Les premiers immigrants nomades, vivant de chasse, de pêche et de cueillette, utilisant pour la confection de leurs outils et de leurs abris surtout des matériaux périssables d'origine végétale ou animale, ont laissé peu de traces. L'introduction de la poterie a, semble-t-il, précédé de beaucoup la domestication des plantes dans le nord-ouest de l'Amazonie. C'est seulement au cours du Ier millénaire avant J.-C., et toujours dans le nord du système Orénoque-Amazone, que la culture du manioc et la fixation en villages sont attestées. À l'embouchure du grand fleuve et dans les Guyanes, en revanche, des indices accréditent l'hypothèse d'une concomitance entre le passage à l'agriculture et la fabrication de la céramique.
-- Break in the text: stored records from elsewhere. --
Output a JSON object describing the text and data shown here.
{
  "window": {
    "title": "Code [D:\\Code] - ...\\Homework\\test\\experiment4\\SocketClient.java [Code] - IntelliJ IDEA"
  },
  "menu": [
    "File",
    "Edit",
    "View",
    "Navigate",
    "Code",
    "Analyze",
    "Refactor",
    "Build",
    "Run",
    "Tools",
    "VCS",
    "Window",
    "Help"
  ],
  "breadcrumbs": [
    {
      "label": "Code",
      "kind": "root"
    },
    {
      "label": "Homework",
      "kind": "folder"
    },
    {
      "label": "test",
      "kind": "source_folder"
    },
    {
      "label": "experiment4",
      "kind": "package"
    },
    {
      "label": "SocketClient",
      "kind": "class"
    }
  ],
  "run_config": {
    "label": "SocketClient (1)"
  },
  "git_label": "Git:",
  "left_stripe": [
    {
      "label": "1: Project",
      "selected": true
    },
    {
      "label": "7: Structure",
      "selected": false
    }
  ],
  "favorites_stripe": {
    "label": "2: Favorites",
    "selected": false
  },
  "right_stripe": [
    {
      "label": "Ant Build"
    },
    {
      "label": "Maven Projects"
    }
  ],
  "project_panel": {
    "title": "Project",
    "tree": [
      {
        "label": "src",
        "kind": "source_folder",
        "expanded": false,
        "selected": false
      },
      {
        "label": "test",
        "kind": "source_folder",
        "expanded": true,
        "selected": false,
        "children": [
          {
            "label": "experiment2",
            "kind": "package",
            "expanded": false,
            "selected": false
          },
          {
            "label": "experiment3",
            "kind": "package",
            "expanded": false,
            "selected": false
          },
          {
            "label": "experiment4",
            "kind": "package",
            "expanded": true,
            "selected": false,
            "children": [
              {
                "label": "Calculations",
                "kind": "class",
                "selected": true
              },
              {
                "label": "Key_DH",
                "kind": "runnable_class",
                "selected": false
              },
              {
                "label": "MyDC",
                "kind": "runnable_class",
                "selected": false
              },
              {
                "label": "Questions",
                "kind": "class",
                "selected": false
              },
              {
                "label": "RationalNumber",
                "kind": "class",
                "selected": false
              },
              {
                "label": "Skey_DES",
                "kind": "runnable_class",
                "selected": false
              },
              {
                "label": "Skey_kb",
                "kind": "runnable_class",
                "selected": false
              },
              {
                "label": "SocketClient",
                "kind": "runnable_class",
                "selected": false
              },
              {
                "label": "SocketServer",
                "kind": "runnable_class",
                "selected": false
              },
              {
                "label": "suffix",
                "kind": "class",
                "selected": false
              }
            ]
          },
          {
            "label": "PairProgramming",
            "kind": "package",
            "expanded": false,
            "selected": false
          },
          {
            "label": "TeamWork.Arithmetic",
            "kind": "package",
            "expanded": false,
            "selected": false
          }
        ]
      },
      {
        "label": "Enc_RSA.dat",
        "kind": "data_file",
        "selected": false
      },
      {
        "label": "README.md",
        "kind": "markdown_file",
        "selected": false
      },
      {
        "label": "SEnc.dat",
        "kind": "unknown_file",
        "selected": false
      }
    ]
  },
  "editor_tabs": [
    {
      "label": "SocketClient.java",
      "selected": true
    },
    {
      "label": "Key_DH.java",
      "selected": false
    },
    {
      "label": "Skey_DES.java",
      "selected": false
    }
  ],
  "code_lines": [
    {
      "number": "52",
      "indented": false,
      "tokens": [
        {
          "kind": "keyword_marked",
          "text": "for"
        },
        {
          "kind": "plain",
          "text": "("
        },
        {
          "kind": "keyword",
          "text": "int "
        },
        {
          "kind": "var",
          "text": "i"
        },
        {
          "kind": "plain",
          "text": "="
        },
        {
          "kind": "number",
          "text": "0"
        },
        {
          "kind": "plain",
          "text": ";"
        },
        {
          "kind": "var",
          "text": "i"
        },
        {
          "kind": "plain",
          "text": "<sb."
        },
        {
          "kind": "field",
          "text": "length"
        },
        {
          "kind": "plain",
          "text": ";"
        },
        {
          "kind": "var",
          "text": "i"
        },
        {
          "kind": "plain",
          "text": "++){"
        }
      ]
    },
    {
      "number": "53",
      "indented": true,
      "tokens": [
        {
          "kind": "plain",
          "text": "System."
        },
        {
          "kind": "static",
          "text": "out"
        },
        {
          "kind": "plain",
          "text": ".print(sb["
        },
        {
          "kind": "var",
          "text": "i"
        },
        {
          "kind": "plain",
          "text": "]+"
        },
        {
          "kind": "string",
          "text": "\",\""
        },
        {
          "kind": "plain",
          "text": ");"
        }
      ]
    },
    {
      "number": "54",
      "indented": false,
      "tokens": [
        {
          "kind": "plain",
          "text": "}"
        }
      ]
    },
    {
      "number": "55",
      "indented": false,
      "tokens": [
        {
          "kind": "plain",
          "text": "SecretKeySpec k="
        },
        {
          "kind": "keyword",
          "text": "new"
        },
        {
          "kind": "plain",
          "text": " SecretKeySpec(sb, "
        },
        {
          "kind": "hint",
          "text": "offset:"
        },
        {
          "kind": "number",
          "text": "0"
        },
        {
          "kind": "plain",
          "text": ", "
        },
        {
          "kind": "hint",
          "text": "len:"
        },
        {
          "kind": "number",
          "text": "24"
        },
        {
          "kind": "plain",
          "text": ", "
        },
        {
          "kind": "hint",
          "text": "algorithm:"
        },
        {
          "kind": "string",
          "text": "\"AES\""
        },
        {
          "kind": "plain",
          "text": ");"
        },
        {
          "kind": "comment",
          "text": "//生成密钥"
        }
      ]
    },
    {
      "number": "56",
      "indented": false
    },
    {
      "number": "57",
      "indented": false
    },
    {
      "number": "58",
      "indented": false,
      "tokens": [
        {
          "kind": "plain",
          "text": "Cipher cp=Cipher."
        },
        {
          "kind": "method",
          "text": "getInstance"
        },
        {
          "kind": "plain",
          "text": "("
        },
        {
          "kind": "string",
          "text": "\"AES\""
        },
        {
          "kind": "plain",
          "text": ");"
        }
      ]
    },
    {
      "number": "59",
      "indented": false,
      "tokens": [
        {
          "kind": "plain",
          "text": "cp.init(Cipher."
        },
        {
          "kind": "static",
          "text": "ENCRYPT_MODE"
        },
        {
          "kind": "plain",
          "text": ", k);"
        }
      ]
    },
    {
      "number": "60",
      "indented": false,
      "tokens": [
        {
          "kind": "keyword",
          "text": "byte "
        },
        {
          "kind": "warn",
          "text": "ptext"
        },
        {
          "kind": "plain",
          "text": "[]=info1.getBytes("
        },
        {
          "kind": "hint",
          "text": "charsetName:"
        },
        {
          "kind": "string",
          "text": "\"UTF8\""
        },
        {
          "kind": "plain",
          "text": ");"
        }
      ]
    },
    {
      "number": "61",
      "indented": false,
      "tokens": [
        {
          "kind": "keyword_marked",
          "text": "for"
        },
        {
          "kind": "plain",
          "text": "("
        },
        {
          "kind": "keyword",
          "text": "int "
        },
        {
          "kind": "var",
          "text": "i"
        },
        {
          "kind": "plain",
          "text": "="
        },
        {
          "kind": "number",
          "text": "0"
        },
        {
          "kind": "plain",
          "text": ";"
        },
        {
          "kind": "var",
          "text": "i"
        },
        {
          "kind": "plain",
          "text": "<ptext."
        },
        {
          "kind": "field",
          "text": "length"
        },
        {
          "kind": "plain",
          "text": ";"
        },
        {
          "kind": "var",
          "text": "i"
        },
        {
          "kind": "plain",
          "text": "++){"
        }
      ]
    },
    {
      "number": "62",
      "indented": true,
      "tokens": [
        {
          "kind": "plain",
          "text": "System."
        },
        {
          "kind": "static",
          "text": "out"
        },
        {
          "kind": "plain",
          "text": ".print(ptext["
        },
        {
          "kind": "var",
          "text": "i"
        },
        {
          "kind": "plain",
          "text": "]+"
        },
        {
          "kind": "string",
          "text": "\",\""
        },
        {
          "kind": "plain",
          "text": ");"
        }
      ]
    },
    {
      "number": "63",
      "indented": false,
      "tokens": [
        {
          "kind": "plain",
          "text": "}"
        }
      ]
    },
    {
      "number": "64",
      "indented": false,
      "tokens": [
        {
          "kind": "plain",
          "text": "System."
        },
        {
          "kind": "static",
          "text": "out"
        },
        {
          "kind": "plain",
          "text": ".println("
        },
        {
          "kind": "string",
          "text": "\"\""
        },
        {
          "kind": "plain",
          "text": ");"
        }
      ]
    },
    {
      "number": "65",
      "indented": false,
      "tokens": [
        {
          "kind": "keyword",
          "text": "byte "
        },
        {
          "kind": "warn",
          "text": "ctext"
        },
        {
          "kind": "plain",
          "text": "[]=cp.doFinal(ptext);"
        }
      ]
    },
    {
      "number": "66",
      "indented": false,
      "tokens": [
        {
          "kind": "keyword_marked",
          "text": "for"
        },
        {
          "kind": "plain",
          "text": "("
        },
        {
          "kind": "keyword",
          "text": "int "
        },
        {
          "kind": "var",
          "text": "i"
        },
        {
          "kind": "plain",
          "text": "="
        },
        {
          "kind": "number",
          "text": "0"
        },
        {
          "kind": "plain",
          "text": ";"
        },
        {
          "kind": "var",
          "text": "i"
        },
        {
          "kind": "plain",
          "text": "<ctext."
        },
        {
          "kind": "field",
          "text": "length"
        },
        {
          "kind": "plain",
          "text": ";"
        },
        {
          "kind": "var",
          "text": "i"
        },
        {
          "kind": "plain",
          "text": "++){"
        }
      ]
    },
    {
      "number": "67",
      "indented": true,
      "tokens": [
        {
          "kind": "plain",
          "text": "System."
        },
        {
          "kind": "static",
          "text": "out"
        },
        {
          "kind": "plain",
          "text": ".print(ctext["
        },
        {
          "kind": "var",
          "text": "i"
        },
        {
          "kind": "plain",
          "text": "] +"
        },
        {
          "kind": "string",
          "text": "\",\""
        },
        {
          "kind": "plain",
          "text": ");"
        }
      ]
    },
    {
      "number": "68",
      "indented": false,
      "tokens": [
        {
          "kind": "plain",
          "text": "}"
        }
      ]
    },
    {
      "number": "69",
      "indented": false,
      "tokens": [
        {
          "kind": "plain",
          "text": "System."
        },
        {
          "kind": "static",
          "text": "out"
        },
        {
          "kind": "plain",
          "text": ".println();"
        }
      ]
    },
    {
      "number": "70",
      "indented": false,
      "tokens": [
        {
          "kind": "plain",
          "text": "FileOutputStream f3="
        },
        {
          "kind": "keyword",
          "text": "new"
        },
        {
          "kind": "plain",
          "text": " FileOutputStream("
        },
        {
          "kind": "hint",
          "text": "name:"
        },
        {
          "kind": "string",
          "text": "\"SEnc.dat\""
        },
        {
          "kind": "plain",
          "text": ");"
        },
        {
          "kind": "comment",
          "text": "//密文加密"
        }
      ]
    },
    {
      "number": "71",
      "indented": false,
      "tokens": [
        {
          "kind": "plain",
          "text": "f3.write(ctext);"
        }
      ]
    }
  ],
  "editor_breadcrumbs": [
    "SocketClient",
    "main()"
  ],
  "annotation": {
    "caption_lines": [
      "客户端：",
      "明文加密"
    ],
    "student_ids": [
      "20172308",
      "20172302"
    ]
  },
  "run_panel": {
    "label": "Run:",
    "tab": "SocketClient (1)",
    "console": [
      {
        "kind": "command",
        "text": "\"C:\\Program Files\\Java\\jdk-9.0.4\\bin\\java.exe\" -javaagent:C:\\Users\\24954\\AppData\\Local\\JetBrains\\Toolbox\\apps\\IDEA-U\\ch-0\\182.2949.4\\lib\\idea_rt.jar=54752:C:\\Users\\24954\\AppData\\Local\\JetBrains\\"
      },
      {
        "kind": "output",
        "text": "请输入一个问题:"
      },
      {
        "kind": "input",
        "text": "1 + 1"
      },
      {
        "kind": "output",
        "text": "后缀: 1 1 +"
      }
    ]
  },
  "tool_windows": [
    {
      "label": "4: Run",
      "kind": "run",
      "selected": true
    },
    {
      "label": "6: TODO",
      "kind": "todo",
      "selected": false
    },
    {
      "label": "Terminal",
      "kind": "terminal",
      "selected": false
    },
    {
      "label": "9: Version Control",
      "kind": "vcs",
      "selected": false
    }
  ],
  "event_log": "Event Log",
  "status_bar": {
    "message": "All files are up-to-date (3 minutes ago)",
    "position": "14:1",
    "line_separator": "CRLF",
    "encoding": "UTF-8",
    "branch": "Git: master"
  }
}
Plus précisément, les plus anciens fragments de poterie y sont associés à l'habitat semi-sédentaire qu'imposent les activités agricoles et qui contraste avec le nomadisme des chasseurs-cueilleurs.
Au moment de la conquête européenne, les Indiens de l'Amazonie et de son pourtour, groupés selon les liens de parenté dans des villages ou de grandes maisons communautaires, vivaient des produits de leurs plantations, de la forêt et des fleuves. Bien qu'il soit très difficile d'évaluer le chiffre de la population avant la venue des Blancs, on estime qu'elle pouvait être de l’ordre de quatre à cinq millions à la fin du XVe siècle. Au début du XXIe siècle, les estimations de la population indienne dans cette même région oscillent entre 250 000 et 400 000 individus. Depuis quatre siècles, l'histoire des Indiens de l'Amazonie est celle de leur disparition. Épidémies souvent volontairement propagées (au début de ce siècle et récemment encore, on disposait sur les chemins menant aux villages des cadeaux contaminés par la variole ou la rougeole), maladies apparaissant après le passage de visiteurs étrangers, même pacifiques, mais porteurs de germes inconnus dans la forêt, massacres systématiques par le feu ou le poison pour vider de leurs occupants des terres convoitées, travail et regroupements forcés ont été les facteurs de l'extermination des Indiens. Dans la plupart des cas, les survivants du génocide ont été victimes de la désagrégation de leurs structures sociales traditionnelles, provoquée par la volonté missionnaire, la pénétration des aventuriers, le climat d'insécurité entourant même les villages les plus éloignés, le contact omniprésent avec une société marchande et dominatrice qui s'est toujours acharnée à détruire les valeurs qui lui sont étrangères .
Dans les années 1970, on pensait les Indiens du Brésil en voie d'extinction totale, malgré une protection légale qui devait leur garantir la possession de territoires mais qui était battue en brèche par les pouvoirs économiques et politiques locaux. Les recensements réguliers ont montré depuis lors, au contraire, une certaine reprise de la croissance démographique dans beaucoup de groupes, et une résistance inattendue des cultures indiennes, naguère dissimulées par honte ou par crainte, et aujourd'hui revendiquée avec fierté.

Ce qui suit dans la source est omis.